A Strong Fourth Quarter Negates Early Losses
- The headline numbers have exceeded expectations in the fourth quarter of 2020. In the midst of a pandemic-induced recession, the vacancy rate has fallen 50 basis points, net absorption turned positive, construction activity increased and rents remain at all-time highs.
- This rising tide has not lifted all boats, however. For the year, Los Angeles County closed out with negative 2.9 million square feet of absorption, whereas the Inland Empire and Orange County finished the year with positive 24.9 million square feet.

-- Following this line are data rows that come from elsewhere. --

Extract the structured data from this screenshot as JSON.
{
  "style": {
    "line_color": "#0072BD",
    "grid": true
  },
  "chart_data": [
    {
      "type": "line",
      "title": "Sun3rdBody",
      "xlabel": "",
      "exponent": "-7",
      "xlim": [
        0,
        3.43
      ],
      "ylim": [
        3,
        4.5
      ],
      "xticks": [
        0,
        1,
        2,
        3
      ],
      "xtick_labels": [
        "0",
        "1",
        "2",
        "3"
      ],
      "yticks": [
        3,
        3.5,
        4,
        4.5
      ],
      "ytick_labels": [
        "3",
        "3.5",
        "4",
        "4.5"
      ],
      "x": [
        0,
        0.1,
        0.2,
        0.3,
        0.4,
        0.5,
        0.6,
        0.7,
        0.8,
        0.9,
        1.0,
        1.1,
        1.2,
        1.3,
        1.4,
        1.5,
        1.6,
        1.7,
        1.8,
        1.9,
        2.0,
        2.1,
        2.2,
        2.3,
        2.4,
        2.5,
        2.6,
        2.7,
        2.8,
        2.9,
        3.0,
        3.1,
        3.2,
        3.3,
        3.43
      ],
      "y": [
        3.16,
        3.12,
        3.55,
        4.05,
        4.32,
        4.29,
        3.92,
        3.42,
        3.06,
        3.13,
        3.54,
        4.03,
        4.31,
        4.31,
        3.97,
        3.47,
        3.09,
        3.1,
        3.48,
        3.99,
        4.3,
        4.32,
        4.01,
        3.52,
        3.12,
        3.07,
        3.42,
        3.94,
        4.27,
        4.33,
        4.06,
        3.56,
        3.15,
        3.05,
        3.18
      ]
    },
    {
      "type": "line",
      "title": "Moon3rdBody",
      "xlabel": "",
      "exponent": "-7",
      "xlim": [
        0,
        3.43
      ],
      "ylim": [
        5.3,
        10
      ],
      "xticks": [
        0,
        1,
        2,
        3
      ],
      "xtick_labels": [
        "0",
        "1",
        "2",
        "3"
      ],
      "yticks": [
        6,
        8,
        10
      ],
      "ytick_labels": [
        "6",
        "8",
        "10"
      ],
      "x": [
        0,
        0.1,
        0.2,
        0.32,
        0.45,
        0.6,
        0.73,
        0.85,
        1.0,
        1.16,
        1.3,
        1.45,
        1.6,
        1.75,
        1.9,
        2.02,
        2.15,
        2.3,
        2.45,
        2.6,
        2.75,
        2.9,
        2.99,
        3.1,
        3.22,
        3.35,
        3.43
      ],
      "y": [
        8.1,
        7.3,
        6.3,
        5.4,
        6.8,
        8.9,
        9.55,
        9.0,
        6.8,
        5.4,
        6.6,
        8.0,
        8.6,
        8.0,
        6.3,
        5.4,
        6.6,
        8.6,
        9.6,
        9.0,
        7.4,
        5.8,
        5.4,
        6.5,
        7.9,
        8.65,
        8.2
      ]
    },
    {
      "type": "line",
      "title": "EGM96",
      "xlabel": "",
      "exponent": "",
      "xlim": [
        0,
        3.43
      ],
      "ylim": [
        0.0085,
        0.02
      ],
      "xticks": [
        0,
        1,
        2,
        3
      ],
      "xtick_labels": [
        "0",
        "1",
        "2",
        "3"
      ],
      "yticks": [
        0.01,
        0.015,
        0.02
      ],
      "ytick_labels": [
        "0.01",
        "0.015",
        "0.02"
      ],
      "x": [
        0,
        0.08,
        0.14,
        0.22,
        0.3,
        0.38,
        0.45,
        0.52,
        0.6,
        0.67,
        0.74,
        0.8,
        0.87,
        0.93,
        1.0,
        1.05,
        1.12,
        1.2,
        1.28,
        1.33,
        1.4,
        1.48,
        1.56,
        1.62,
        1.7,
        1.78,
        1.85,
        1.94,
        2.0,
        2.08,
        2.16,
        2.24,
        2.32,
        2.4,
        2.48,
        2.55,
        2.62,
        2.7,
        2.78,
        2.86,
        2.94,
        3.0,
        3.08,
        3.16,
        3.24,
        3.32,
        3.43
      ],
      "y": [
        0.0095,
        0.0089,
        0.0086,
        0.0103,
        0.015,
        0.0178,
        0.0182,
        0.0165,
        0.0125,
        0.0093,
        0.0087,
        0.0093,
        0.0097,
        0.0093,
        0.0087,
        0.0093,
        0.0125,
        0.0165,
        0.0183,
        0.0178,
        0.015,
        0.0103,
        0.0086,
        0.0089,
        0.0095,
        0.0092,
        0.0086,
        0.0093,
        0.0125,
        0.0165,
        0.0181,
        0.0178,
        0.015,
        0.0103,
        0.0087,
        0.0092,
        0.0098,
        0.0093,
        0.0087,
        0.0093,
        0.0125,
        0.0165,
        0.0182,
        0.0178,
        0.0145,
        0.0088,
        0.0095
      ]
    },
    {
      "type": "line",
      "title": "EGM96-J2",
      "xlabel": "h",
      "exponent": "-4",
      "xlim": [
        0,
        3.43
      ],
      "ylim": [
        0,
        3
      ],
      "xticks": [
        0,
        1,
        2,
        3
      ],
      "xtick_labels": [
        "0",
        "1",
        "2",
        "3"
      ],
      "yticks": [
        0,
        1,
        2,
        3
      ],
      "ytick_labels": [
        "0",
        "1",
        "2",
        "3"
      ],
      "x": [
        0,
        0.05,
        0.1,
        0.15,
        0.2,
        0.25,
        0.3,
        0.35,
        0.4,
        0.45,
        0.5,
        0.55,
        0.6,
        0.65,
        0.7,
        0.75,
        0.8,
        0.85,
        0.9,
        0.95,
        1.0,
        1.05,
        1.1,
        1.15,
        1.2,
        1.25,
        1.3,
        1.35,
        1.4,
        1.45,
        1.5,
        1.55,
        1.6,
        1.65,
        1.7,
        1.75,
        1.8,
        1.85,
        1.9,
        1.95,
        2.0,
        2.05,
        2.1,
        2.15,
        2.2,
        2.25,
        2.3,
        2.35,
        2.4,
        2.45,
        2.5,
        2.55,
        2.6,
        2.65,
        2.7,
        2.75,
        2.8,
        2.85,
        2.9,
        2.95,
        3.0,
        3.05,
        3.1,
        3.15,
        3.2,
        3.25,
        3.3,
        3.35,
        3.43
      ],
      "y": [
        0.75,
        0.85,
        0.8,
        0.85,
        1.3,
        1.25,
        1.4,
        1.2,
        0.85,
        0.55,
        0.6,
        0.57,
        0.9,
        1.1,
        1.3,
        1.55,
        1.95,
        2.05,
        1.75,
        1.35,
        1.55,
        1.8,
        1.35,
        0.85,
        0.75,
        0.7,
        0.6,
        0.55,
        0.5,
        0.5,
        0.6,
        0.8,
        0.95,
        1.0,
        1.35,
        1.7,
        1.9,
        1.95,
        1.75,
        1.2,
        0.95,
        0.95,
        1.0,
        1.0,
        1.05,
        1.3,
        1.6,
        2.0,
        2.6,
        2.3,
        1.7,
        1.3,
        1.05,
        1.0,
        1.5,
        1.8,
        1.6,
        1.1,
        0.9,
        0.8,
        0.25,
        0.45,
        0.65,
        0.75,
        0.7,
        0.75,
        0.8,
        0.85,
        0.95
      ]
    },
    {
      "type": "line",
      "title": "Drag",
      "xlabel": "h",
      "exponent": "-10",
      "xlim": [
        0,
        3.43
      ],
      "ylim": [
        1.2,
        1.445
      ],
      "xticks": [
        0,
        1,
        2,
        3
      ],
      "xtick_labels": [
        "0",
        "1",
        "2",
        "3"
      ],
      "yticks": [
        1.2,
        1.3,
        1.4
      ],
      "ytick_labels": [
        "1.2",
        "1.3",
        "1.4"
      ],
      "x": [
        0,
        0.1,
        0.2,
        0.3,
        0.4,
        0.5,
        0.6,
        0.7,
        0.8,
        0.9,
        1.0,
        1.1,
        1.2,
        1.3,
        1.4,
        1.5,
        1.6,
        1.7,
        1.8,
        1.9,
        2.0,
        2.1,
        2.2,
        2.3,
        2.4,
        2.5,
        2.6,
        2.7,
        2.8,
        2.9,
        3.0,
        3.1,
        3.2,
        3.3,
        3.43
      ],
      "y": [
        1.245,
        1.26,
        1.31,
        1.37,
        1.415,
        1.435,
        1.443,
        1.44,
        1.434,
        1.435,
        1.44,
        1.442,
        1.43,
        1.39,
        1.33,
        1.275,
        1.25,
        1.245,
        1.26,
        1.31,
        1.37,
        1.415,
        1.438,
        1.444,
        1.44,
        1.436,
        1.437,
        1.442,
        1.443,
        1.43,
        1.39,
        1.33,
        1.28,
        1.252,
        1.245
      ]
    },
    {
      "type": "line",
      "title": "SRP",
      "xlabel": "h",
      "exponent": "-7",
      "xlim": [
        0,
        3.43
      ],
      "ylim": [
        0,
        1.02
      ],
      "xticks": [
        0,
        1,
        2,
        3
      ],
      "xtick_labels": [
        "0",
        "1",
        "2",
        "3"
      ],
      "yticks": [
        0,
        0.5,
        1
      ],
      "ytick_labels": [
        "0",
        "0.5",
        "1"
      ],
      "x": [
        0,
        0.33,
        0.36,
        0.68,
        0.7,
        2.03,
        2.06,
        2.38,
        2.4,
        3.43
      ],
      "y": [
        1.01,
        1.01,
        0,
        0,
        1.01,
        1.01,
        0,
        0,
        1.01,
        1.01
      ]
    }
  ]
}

- This quarter saw the release of pent-up industrial demand emerging from the prior quarter’s economic shutdown. This is the easy part of the recovery.
Greater Los Angeles Industrial Market
The Los Angeles Basin industrial market is the largest in the United States, totaling more than 1.7 billion square feet. It has been characterized by some of the highest asking rates and lowest vacancy rates of any market in the nation. The Ports of Los Angeles and Long Beach are the primary industrial drivers making up for lost time. In the last 3 months, port activity surpassed 2019 levels, as a growing backlog of cargo is making its way through the nation’s supply chain.
E-commerce has proven to be the saving grace for the industrial market. Consumers have accelerated their adoption of purchasing goods online. E-commerce has seen as much
growth in the last 9 months as it has in the last decade, and these changes look to be permanent. The world will need more industrial buildings and fewer retail stores.